Its previous best of 501mph (806km/h) was set last week, after which the car suffered some technical glitches.
But on Friday, Bloodhound went out early on to its dry lakebed track when the temperatures were cool and there was barely a breath of wind.
These are the conditions most conducive to fast running.
If it's too warm, Bloodhound's Eurofighter jet engine takes a while to get up to speed, and the presence of a stiff breeze can produce some tricky handling for the driver, RAF pilot Andy Green.
Both of these issues are generally avoided by running just after dawn - and so it proved on Friday.
After posting 562mph, the British team returned Bloodhound to its tech tent on the edge of Hakskeen Pan to analyse the performance data. The car is festooned with sensors that record precisely how it behaved as it screamed across the mudcake surface.
Engineers will assess the health of the vehicle before heading back out on to the pan.
The high-speed trials in South Africa's Northern Cape region have seen Bloodhound increase its pace in broadly 50mph increments.
This step-by-step programme would point now to the next run trying to go beyond 600mph (965km/h). But the team will only attempt this if it's satisfied Bloodhound is technically ready and the conditions are safe.
Only seven vehicles in the history of the land speed record have raced above 600mph: Sonic 1, Blue Flame, Thrust2, Budweiser Rocket, Sonic Arrow, Aussie Invader III; and Thrust SSC, which set the current world best of 763mph (1,228km/h) in 1997.
The team arrived at Hakskeen Pan in mid-October.

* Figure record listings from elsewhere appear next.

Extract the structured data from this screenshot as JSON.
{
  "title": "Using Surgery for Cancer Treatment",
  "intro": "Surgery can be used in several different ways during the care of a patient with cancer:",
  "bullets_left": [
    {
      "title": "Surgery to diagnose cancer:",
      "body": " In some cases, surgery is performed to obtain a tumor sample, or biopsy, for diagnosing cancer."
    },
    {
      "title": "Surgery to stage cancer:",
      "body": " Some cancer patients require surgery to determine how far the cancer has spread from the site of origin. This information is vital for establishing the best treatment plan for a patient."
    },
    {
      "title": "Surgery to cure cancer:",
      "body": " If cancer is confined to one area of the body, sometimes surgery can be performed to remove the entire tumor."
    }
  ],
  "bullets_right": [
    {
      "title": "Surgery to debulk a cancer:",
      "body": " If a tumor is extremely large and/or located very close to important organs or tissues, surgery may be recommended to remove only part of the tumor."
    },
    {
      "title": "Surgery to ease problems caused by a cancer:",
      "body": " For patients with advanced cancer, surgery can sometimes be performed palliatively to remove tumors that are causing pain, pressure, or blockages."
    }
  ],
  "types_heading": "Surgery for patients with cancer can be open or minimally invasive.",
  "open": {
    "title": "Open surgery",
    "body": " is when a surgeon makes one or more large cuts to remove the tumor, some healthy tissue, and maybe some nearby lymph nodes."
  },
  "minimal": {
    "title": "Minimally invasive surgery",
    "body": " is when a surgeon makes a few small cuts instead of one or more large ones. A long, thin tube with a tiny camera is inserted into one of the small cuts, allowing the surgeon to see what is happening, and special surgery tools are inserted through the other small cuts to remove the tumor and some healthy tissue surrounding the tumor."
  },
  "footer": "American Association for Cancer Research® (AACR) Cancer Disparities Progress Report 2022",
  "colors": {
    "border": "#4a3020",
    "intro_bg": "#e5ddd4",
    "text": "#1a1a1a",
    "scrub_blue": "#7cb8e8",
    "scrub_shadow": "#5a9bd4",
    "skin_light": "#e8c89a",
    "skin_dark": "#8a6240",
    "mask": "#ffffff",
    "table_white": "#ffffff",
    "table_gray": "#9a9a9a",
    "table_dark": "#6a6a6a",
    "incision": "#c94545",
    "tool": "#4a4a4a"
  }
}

The lakebed has been cleared of 16,000 tonnes of stones to produce the smoothest possible ride for Bloodhound.
This herculean effort was undertaken by local people who hope the pan will become a draw in future for other speedsters, thus giving a boost to the economy.
Wing Commander Green has lauded the Mier population's success over recent weeks.
"I will confess the one thing I have worried most about over the last 10 years has been whether we chose the right desert - because what we asked the people to do here was unprecedented," he told BBC News.
"Nobody has ever tried to clear this many stones from a surface by hand, or to grade a causeway running across the pan to make it feel like it isn't there.
"When Bloodhound achieves its world land speed record - so much of the credit is going to go to the local community and the Northern Cape government for having that belief and creating this amazing race track."
From all of the Bloodhound team, the single simple message is 'baie dankie!' Thank you!"
Bloodhound's probably got another week or so of testing at Hakskeen Pan before going home to England.
An attempt on the land speed record won't take place for perhaps 12 or 18 months, and that will require a rocket motor to be fitted to the car in addition to its Rolls-Royce Eurofighter engine.
The other necessity is funding. The car will only come back to South Africa if there is sufficient financing for this private project.